Here’s one of the prime reasons we implemented it. In September 2017, when Hinkler was announced as a trial site, the statistics were very, very sobering. Of those who were under 30 on welfare at that time, 90 per cent had a parent who had been also on welfare in the last 15 years—the majority of which were on welfare for at least nine of the last 15 years. Without any intervention, it was projected that 50 per cent of those under 30 on welfare would still be on income support in 10 years time. They are the reasons that we support tough policies, like the cashless debit card—because we are failing the vulnerable in our community. We are failing them, and yet the Labor government has taken away something which works. They ran an enormous scare campaign, and I’ll come to that in a moment.

But, in terms of support, we ran any number of consultations and discussions. It was even tested by the local newspaper with research and polling, and the lowest number I ever saw was 65 per cent support. In fact, it was as high as 70 per cent in some places. Rents were being paid. There were increases in the purchases of food and items for kids. Support organisations were saying that they were handing out less welfare support. These are the things that actually happened on the ground for real people with real kids in real communities.

We saw in March 2023 the Labor Party issue what they call their ‘local services plan’, and guess what it did? It verified the reasons the CDC was rolled out in the first place.

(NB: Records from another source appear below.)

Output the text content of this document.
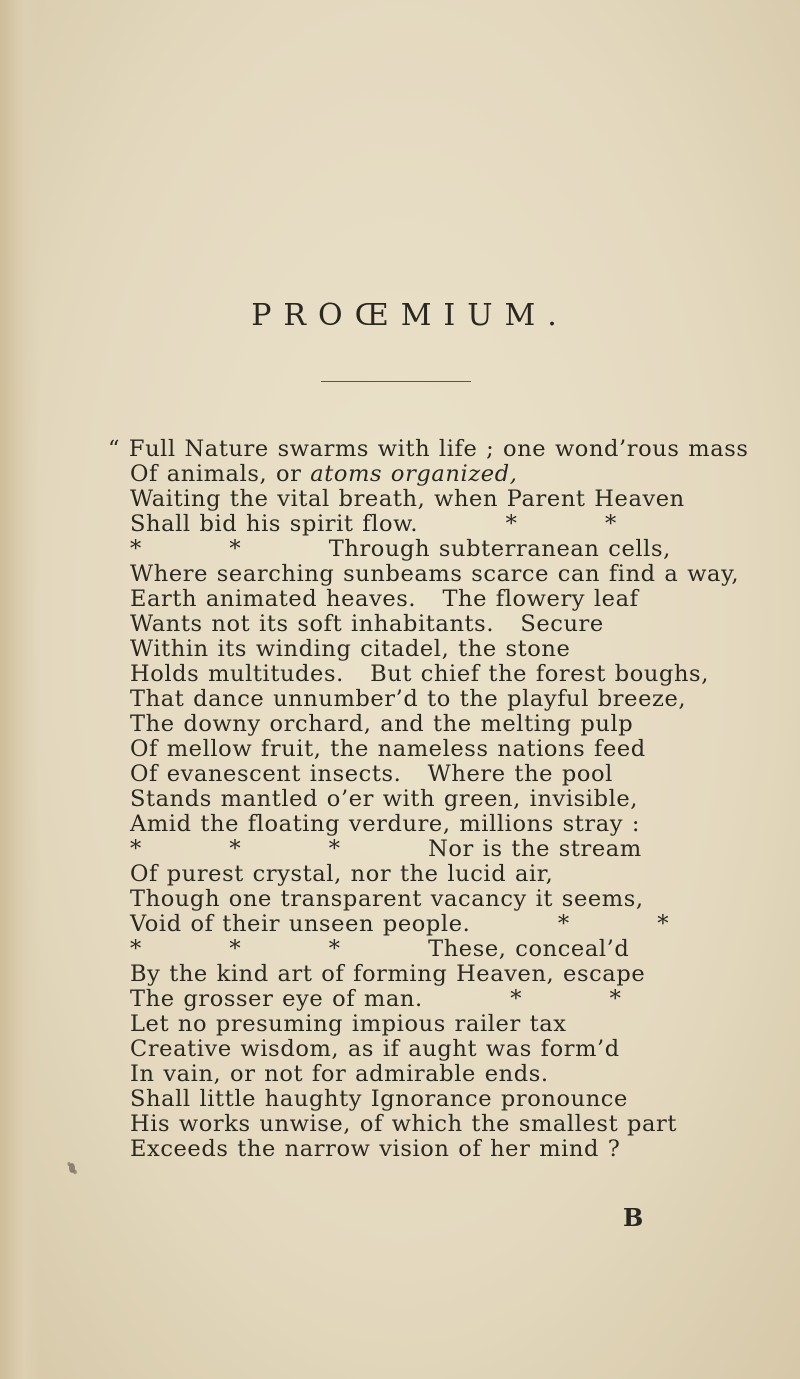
PROŒMIUM.
“ Full Nature swarms with life ; one wond’rous mass
Of animals, or atoms organized,
Waiting the vital breath, when Parent Heaven
Shall bid his spirit flow.          *          *
*          *          Through subterranean cells,
Where searching sunbeams scarce can find a way,
Earth animated heaves.   The flowery leaf
Wants not its soft inhabitants.   Secure
Within its winding citadel, the stone
Holds multitudes.   But chief the forest boughs,
That dance unnumber’d to the playful breeze,
The downy orchard, and the melting pulp
Of mellow fruit, the nameless nations feed
Of evanescent insects.   Where the pool
Stands mantled o’er with green, invisible,
Amid the floating verdure, millions stray :
*          *          *          Nor is the stream
Of purest crystal, nor the lucid air,
Though one transparent vacancy it seems,
Void of their unseen people.          *          *
*          *          *          These, conceal’d
By the kind art of forming Heaven, escape
The grosser eye of man.          *          *
Let no presuming impious railer tax
Creative wisdom, as if aught was form’d
In vain, or not for admirable ends.
Shall little haughty Ignorance pronounce
His works unwise, of which the smallest part
Exceeds the narrow vision of her mind ?
B
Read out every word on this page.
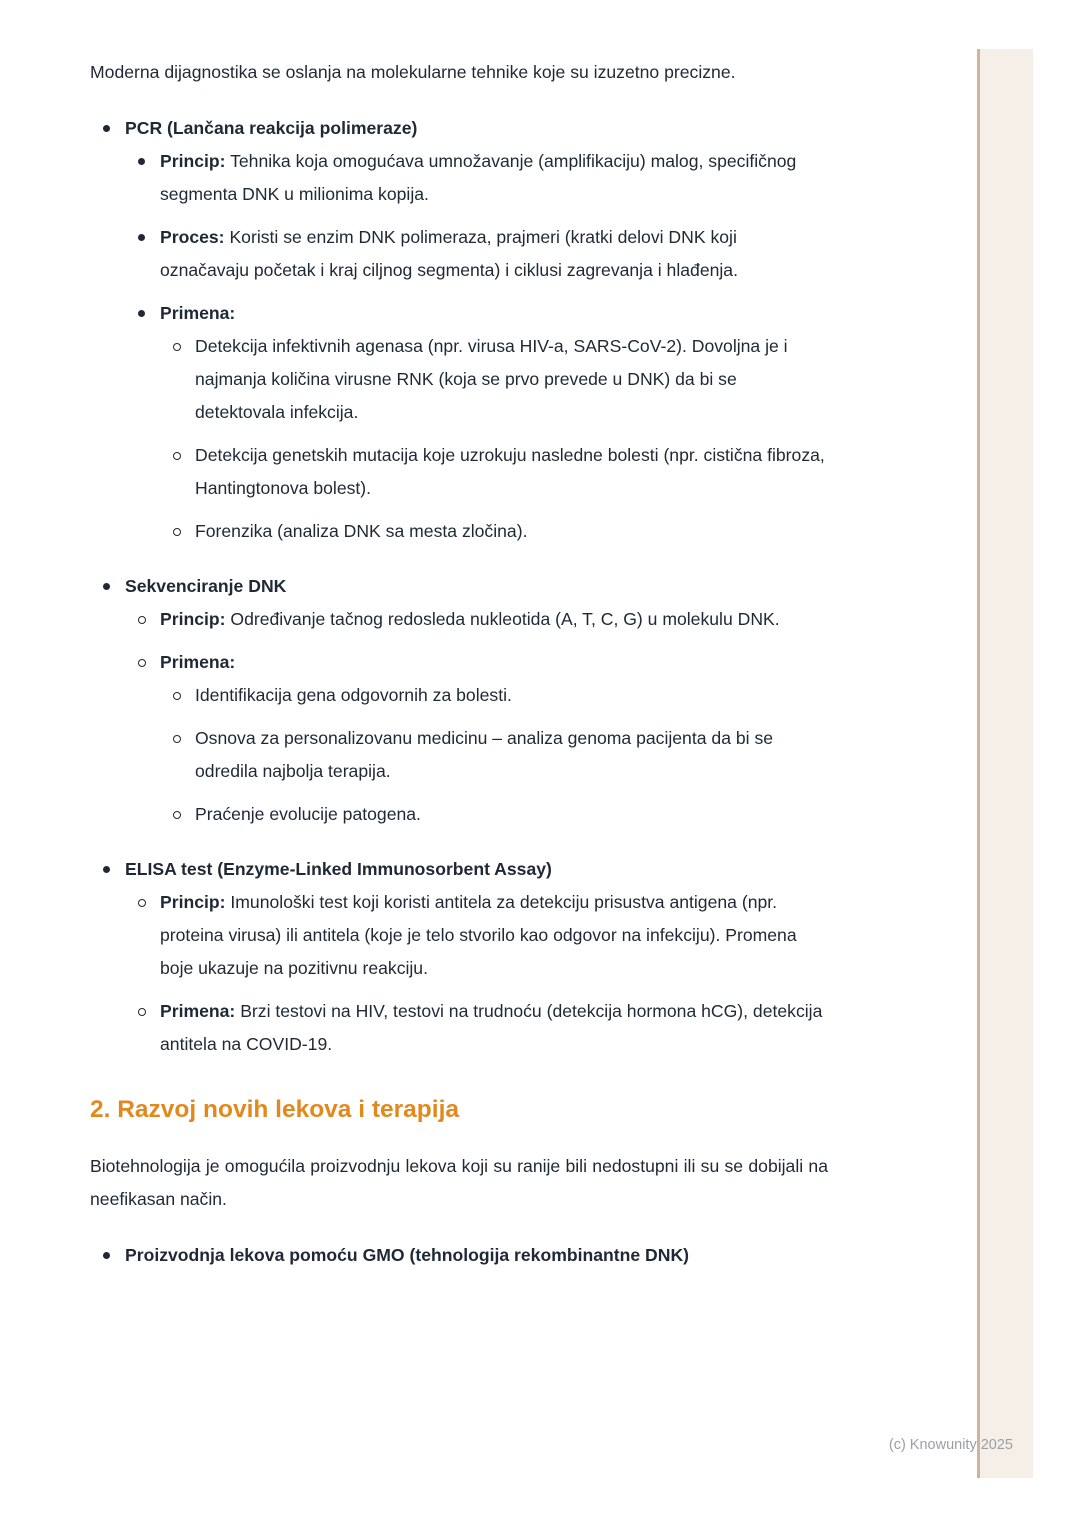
Moderna dijagnostika se oslanja na molekularne tehnike koje su izuzetno precizne.

PCR (Lančana reakcija polimeraze)
Princip: Tehnika koja omogućava umnožavanje (amplifikaciju) malog, specifičnog segmenta DNK u milionima kopija.
Proces: Koristi se enzim DNK polimeraza, prajmeri (kratki delovi DNK koji označavaju početak i kraj ciljnog segmenta) i ciklusi zagrevanja i hlađenja.
Primena:
Detekcija infektivnih agenasa (npr. virusa HIV-a, SARS-CoV-2). Dovoljna je i najmanja količina virusne RNK (koja se prvo prevede u DNK) da bi se detektovala infekcija.
Detekcija genetskih mutacija koje uzrokuju nasledne bolesti (npr. cistična fibroza, Hantingtonova bolest).
Forenzika (analiza DNK sa mesta zločina).
Sekvenciranje DNK
Princip: Određivanje tačnog redosleda nukleotida (A, T, C, G) u molekulu DNK.
Primena:
Identifikacija gena odgovornih za bolesti.
Osnova za personalizovanu medicinu – analiza genoma pacijenta da bi se odredila najbolja terapija.
Praćenje evolucije patogena.
ELISA test (Enzyme-Linked Immunosorbent Assay)
Princip: Imunološki test koji koristi antitela za detekciju prisustva antigena (npr. proteina virusa) ili antitela (koje je telo stvorilo kao odgovor na infekciju). Promena boje ukazuje na pozitivnu reakciju.
Primena: Brzi testovi na HIV, testovi na trudnoću (detekcija hormona hCG), detekcija antitela na COVID-19.
2. Razvoj novih lekova i terapija

Biotehnologija je omogućila proizvodnju lekova koji su ranije bili nedostupni ili su se dobijali na neefikasan način.

Proizvodnja lekova pomoću GMO (tehnologija rekombinantne DNK)
(c) Knowunity 2025
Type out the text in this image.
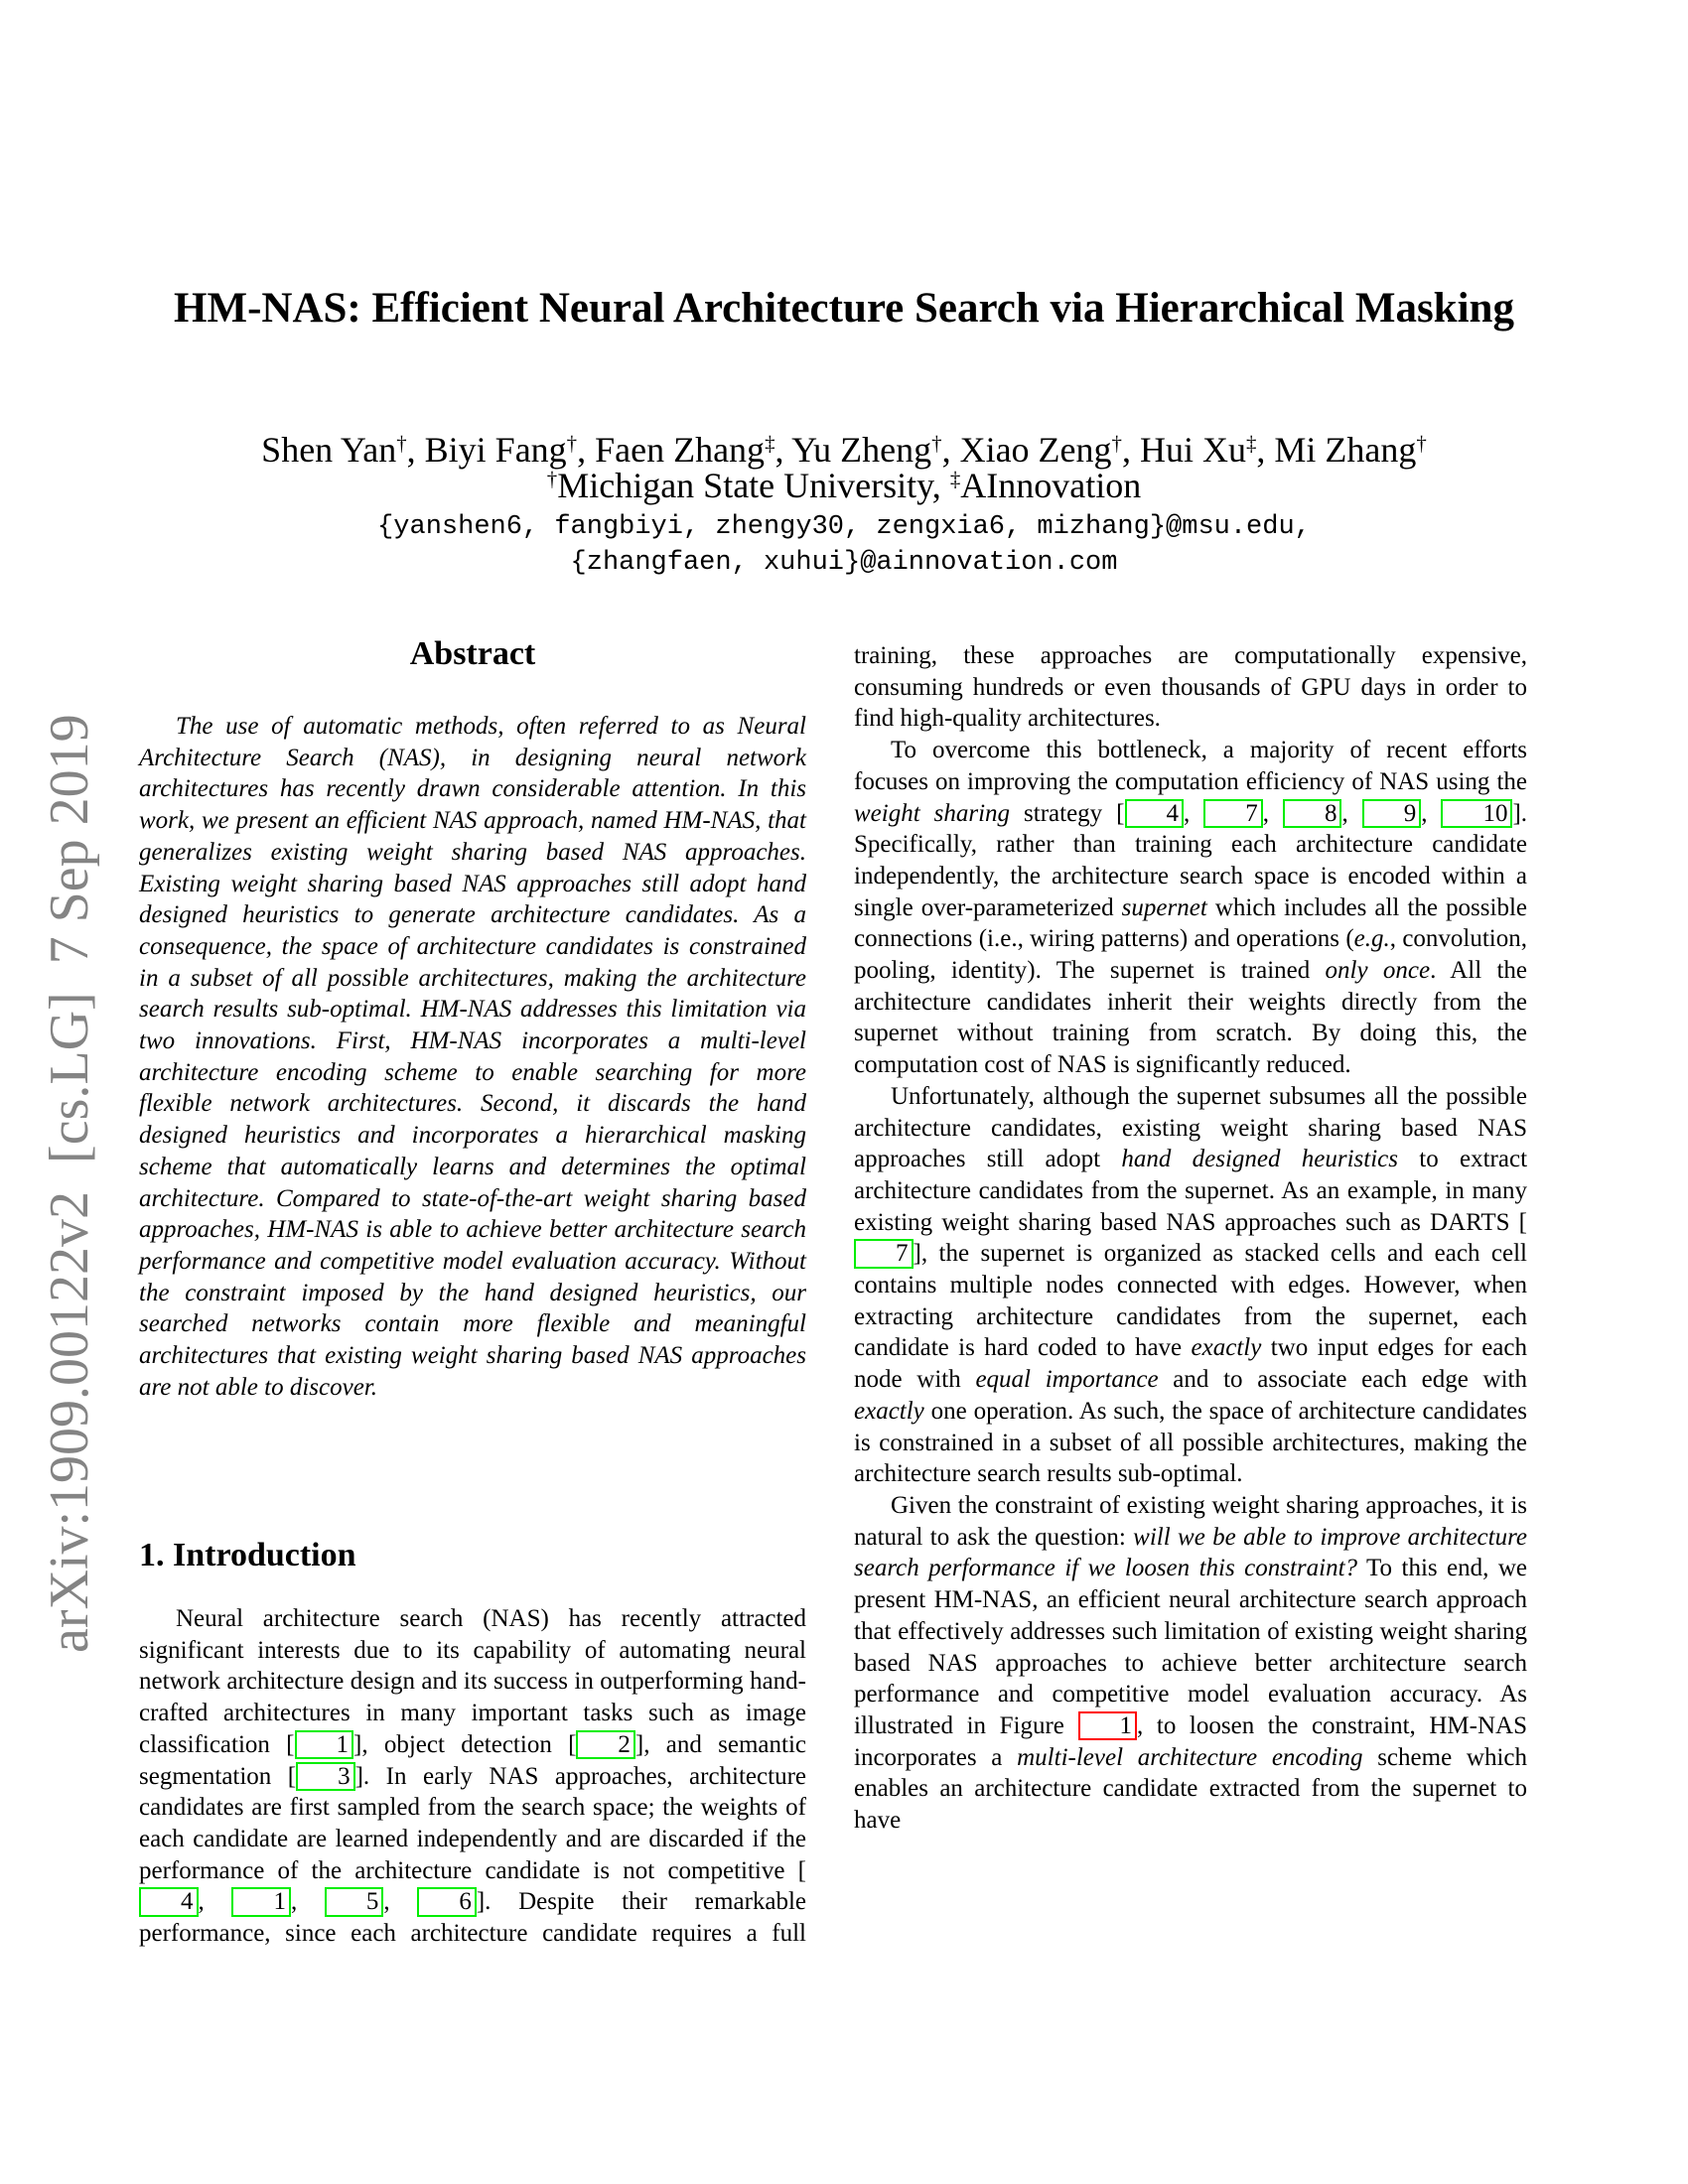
arXiv:1909.00122v2  [cs.LG]  7 Sep 2019
HM-NAS: Efficient Neural Architecture Search via Hierarchical Masking
Shen Yan†, Biyi Fang†, Faen Zhang‡, Yu Zheng†, Xiao Zeng†, Hui Xu‡, Mi Zhang†
†Michigan State University, ‡AInnovation
{yanshen6, fangbiyi, zhengy30, zengxia6, mizhang}@msu.edu,
{zhangfaen, xuhui}@ainnovation.com
Abstract

The use of automatic methods, often referred to as Neural Architecture Search (NAS), in designing neural network architectures has recently drawn considerable attention. In this work, we present an efficient NAS approach, named HM-NAS, that generalizes existing weight sharing based NAS approaches. Existing weight sharing based NAS approaches still adopt hand designed heuristics to generate architecture candidates. As a consequence, the space of architecture candidates is constrained in a subset of all possible architectures, making the architecture search results sub-optimal. HM-NAS addresses this limitation via two innovations. First, HM-NAS incorporates a multi-level architecture encoding scheme to enable searching for more flexible network architectures. Second, it discards the hand designed heuristics and incorporates a hierarchical masking scheme that automatically learns and determines the optimal architecture. Compared to state-of-the-art weight sharing based approaches, HM-NAS is able to achieve better architecture search performance and competitive model evaluation accuracy. Without the constraint imposed by the hand designed heuristics, our searched networks contain more flexible and meaningful architectures that existing weight sharing based NAS approaches are not able to discover.

1. Introduction

Neural architecture search (NAS) has recently attracted significant interests due to its capability of automating neural network architecture design and its success in outperforming hand-crafted architectures in many important tasks such as image classification [ 1 ], object detection [ 2 ], and semantic segmentation [ 3 ]. In early NAS approaches, architecture candidates are first sampled from the search space; the weights of each candidate are learned independently and are discarded if the performance of the architecture candidate is not competitive [4 , 1 , 5 , 6 ]. Despite their remarkable performance, since each architecture candidate requires a full

training, these approaches are computationally expensive, consuming hundreds or even thousands of GPU days in order to find high-quality architectures.

To overcome this bottleneck, a majority of recent efforts focuses on improving the computation efficiency of NAS using the weight sharing strategy [ 4 , 7 , 8 , 9 , 10 ]. Specifically, rather than training each architecture candidate independently, the architecture search space is encoded within a single over-parameterized supernet which includes all the possible connections (i.e., wiring patterns) and operations (e.g., convolution, pooling, identity). The supernet is trained only once. All the architecture candidates inherit their weights directly from the supernet without training from scratch. By doing this, the computation cost of NAS is significantly reduced.

Unfortunately, although the supernet subsumes all the possible architecture candidates, existing weight sharing based NAS approaches still adopt hand designed heuristics to extract architecture candidates from the supernet. As an example, in many existing weight sharing based NAS approaches such as DARTS [7 ], the supernet is organized as stacked cells and each cell contains multiple nodes connected with edges. However, when extracting architecture candidates from the supernet, each candidate is hard coded to have exactly two input edges for each node with equal importance and to associate each edge with exactly one operation. As such, the space of architecture candidates is constrained in a subset of all possible architectures, making the architecture search results sub-optimal.

Given the constraint of existing weight sharing approaches, it is natural to ask the question: will we be able to improve architecture search performance if we loosen this constraint? To this end, we present HM-NAS, an efficient neural architecture search approach that effectively addresses such limitation of existing weight sharing based NAS approaches to achieve better architecture search performance and competitive model evaluation accuracy. As illustrated in Figure 1 , to loosen the constraint, HM-NAS incorporates a multi-level architecture encoding scheme which enables an architecture candidate extracted from the supernet to have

There were five priorities. The first was data sharing. We would have done that, but the Queensland Labor state government wouldn’t give us the data. Next were collaboration; alcohol and drug use and mental health; family and domestic violence; and employment. In 2020 at the state election, the then Palaszczuk government actually committed to building a rehab and a detox facility in Bundaberg. Guess how much of that is built? A duck egg, none, zero, not delivered—construction still hasn’t started.

We are for doing things that matter. We are for moving with policies that will actually make a difference. We see that the Labor Party has now implemented what it calls ‘voluntary income management’, where 50 per cent of the payments go onto a card—and guess what? It’s the same card, with the same provider, with the same technology, operated by the same financial institution—all of the issues that the Labor Party complained about when the coalition was rolling it out. It’s the same. They haven’t changed it. There was a scare campaign that age pensioners would be going onto the CDC. Well, from the most recent data, from 29 December 2023, in the Northern Territory, guess who’s got age pensioners on the cashless debit card? The Labor Party. There are 18 of them. In fact, they’ve got 7,384 individuals in the Northern Territory on the CDC. But, in my electorate, where we had some 6,000, making a real difference, the number is now 16.

I’ve had a look at the complaints from the Labor Party right through the campaign and all the way through previous terms of government. They were all about how much this card cost per individual. Can you imagine the differential between 6,000 on the card, in terms of participants, and 16? It is enormous. It is absolutely outrageous that those opposite would run a campaign based on elements which they themselves then delivered. They have put age pensioners on the cashless debit card. They have used the same provider. They have used the same technology. The only difference is that there are 7,000 individuals now in the Northern Territory using the CDC. If the coalition are returned to government, we will reinstate the cashless debit card.